Sensing that few potential home buyers walk into a house to check out its attic insulation, the GreenHome's builders instead focused on the things they thought a buyer would care about. The floors throughout the main hall, living room, and dining room are made of richly colored reclaimed hardwood flooring. A North Carolina company called Cape Fear Riverwood makes the floors from logs pulled up from the bottom of the Cape Fear River, the watery graveyard of decades past when the river was lined with mill towns. In the living room, pocket doors, molding, and elaborate built-in shelving took great effort to develop to sustainable standards, but seemed mandatory to compete in a market where they are standard to new construction. GreenHome reused discarded glass and wood, and employed materials, including finishes, with low levels of "off gassing." That means the air quality is better from the moment of installation and over the life of the home because there are far fewer VOCs (volatile organic compounds). A closet on the first floor is made from "responsible" hardwood plywood, built especially for the house by a company called Closets by Design, which has since decided to launch it as a whole new business line.

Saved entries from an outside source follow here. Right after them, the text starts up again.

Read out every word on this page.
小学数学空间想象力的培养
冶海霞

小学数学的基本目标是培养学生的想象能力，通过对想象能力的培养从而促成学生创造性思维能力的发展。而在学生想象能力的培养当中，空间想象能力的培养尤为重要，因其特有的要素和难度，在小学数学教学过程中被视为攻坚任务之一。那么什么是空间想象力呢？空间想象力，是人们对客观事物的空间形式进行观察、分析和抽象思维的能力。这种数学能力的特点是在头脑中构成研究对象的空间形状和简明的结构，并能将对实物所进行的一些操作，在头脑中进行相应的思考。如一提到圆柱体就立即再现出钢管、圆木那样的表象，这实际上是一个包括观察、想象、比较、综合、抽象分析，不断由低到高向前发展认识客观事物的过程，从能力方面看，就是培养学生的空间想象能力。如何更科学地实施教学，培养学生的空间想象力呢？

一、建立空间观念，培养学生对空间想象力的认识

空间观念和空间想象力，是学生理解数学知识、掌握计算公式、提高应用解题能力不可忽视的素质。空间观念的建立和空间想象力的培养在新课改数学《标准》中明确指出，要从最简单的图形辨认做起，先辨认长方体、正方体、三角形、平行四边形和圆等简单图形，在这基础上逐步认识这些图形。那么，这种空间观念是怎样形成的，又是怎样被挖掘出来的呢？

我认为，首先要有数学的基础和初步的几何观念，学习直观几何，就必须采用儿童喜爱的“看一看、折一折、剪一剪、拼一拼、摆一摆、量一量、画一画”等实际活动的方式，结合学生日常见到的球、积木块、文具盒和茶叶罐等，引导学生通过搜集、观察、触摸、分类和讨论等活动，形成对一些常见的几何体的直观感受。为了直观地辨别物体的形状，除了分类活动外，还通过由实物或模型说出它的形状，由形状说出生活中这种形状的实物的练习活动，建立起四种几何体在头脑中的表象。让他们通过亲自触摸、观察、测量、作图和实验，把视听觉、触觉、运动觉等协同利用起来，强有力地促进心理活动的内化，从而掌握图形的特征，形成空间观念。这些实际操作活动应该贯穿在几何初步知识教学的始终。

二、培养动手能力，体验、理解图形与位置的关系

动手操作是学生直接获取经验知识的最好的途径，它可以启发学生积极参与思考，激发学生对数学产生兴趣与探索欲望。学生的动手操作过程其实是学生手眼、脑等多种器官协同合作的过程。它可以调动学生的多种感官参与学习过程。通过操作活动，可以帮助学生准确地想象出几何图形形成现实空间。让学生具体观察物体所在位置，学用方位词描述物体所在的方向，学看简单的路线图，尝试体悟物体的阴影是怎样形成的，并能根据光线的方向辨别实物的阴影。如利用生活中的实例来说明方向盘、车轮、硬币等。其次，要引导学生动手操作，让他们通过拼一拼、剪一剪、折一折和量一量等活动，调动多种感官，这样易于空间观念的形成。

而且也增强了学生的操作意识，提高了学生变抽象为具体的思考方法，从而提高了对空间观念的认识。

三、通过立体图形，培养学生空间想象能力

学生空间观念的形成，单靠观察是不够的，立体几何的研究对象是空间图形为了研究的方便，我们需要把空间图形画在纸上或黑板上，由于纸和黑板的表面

Naturally, all of this costs money. Cherokee has a team of students at the University of North Carolina's business school study the payoff. So far, the residents of the house, one of Darden's staffers, his wife, and their four children, are using 71% less electricity than families in comparable homes, and spending far less on heating and cooling. Those 80,000 gallons of water per year will be saved through conservation methods including using recycled rainwater for flushing toilets and washing machines. When the family doesn't need all the electricity they're making in the house, they can sell the excess to the regional grid.
A Growing Sector

For now, the GreenHome remains at the cutting edge. But forecasts predict that green building in the residential sector will grow from a $7.4 billion business in 2005 to a $38 billion one by 2010. Green home projects in other states have sold for a nice premium—as much as 25% above the local market, while the average construction cost increase of using green materials was just 4%. But, Cherokee chief Darden isn't banking on builders replicating the GreenHome en masse. He thinks corporations and multifamily landlords are more likely to embrace green technologies first since they can more easily focus on the payback in energy savings over the long term. The typical homeowner is more caught up in the monthly mortgage payment than a return that might take 5 to 10 years to materialize.

With the GreenHome, then, Cherokee is "trying to advance the state of the art and stay closely connected to what technologies are available," says Darden. He also aims "to maintain our knowledge about green building issues so we can be articulate" when pushing builders at other sites to use green technologies.